I started my Law Enforcement career almost 25 years ago. For the past 20 years it has been my privilege to serve in many capacities in the Gulf Shores Police Department. Over those years serving in patrol, Bike Patrol, Special Response Team, Crisis Negotiation, Investigation, Spring Break Party Busting Team and a few Hurricanes, I have experienced as we say a front row seat to the greatest show on earth! But all the excitement aside the real reason we enter this profession is to make a difference in our community. Over the years I have found that my real calling as a police officer was in the Juvenile Division. I have been in the Gulf Shores Schools since the high school opened in 1999 – 2000. I have had the opportunity to build relationships with hundreds of young people who have grown up in this community. Many of those young people grew up in difficult home lives. Sometimes relationship building was as simple as sitting on the beach with a young man having a soft drink and a talk and speaking to him in the hall every day. A few times it was as demanding as taking them home and looking them in the eye and saying I am not your father but I will be your Dad and giving them a home for a year or two. Some were real success stories and some have ended in tragedy. I have spoken at their funerals and I have had the honor of officiating their weddings and holding their babies.
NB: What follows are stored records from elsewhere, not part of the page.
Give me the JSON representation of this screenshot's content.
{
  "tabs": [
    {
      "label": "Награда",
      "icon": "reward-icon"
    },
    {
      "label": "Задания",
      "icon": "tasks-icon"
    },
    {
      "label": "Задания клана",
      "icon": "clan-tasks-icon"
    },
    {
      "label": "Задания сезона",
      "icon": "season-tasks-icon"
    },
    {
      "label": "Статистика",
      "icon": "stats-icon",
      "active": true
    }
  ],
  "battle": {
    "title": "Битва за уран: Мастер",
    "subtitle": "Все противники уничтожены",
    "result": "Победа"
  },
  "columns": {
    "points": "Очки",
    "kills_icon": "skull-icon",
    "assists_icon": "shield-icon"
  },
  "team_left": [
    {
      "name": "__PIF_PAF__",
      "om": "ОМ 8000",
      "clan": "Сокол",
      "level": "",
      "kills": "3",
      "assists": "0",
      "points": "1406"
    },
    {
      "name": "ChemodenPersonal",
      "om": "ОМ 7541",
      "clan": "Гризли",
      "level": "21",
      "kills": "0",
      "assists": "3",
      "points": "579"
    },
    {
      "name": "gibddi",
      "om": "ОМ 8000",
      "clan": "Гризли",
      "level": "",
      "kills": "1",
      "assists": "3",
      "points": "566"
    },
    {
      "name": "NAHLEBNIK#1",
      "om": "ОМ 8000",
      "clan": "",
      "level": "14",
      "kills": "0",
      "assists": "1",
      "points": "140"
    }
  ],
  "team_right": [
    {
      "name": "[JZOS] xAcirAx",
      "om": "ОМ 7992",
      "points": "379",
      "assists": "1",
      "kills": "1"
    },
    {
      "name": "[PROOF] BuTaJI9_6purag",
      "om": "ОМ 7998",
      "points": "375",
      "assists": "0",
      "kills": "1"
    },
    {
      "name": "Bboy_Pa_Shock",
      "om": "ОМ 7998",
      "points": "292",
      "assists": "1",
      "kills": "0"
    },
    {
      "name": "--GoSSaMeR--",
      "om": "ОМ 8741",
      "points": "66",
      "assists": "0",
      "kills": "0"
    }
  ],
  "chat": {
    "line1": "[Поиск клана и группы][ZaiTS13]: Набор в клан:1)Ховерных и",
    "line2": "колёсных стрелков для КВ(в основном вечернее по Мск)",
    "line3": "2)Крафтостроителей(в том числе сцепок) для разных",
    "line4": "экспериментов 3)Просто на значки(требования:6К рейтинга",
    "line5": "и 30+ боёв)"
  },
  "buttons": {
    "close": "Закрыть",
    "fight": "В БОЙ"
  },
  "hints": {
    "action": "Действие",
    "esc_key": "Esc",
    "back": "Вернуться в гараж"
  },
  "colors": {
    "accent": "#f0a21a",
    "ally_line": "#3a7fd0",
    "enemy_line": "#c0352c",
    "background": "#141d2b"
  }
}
I leave this job with the knowledge that I have made a difference in this community.
If you are a young man or woman coming into this profession enjoy the rush of the excitement but never lose sight of why we are really here. It is about making a difference in your community. I do not believe you can make any greater difference than building a relationship with and mentoring a troubled kid. That relationship could have enough influence in their life to prevent them from years spent in and out of jail.
Thank you for the ride and privilege.